How much can a Do Not Call Registry violation cost beyond the base TCPA penalty? Separately from TCPA private lawsuits, Do Not Call Registry violations carry penalties up to $50,120 per call under the Telemarketing Sales Rule and up to $43,792 per violation under FCC enforcement, and the TRACED Act gives the FCC authority to impose civil penalties up to $10,000 per call for intentional robocall violations [prospeo.io TCPA and TRACED Act breakdown, 2026].
What's the realistic financial exposure for a mid-size agency, not just the statutory maximums? The private right of action is the largest practical risk. Class action exposure at $500 to $1,500 per violation adds up fast because each call or text to each number counts as a separate violation, meaning a poorly scrubbed list of a few thousand contacts can generate liability well into seven figures [ActiveProspect TCPA damages guide, 2026].
What does entry-level pricing look like across the main platforms? Five9 starts around $119/user/month with a 50-seat minimum, aimed at large operations. RingCentral runs Core at $20/user/month up to Ultra at $35/user/month.
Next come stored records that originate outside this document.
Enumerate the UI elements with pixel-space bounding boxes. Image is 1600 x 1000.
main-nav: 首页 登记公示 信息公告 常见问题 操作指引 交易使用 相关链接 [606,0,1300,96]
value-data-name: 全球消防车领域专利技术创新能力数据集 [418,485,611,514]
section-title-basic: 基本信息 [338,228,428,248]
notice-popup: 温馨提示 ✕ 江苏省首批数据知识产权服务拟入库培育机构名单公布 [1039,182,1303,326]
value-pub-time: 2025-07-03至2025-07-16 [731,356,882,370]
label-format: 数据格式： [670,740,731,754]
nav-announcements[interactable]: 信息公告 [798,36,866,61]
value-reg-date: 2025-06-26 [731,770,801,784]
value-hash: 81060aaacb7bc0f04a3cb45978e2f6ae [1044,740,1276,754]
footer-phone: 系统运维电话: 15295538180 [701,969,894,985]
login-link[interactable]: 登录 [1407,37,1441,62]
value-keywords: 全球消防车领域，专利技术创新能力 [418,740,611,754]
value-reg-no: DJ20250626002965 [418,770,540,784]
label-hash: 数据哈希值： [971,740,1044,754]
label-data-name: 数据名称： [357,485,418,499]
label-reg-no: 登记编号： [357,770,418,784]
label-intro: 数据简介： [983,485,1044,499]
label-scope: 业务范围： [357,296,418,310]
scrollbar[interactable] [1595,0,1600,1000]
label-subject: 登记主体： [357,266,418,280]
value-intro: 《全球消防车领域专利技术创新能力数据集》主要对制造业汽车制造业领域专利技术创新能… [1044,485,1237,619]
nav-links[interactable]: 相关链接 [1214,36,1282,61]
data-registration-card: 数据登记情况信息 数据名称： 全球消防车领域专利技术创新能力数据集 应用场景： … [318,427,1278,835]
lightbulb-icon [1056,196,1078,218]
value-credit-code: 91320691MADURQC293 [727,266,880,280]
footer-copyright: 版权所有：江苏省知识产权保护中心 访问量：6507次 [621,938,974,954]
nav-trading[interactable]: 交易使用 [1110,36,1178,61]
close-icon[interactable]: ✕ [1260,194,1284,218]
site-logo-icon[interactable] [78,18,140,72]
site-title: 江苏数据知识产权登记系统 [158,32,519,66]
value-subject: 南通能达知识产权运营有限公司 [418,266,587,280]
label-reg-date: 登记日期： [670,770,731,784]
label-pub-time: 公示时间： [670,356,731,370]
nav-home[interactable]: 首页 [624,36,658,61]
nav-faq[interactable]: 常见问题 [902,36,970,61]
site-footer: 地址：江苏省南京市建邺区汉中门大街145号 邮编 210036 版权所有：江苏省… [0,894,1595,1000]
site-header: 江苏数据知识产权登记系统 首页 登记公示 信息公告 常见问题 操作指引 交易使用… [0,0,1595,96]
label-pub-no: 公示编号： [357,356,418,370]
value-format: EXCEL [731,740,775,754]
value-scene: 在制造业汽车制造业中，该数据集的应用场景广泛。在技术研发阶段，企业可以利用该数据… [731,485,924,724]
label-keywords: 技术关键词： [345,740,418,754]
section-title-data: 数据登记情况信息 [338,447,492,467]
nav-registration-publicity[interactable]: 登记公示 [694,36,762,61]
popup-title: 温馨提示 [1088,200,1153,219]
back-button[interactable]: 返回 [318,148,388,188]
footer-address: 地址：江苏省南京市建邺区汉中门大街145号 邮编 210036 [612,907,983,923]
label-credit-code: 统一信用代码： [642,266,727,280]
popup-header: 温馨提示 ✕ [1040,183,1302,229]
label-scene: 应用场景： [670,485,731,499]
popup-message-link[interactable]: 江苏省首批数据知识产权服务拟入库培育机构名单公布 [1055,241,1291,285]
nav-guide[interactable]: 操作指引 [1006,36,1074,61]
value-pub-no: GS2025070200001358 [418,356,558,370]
Dialpad starts at $15/user/month with built-in Voice Intelligence. CloudTalk spans roughly $25 to $50/user/month across its three tiers, and Nextiva starts around $24/user/month [Nextiva and CloudTalk pricing roundups, 2026].
Which platform is the more cost-effective entry point for a smaller independent agency? CloudTalk and Dialpad are cited most often as the more cost-effective entry points for smaller insurance teams, since Five9's enterprise pricing and 50-seat minimum put it out of reach for agencies under that size regardless of how strong its predictive dialer and workforce management features are [CloudTalk industry roundup, 2026].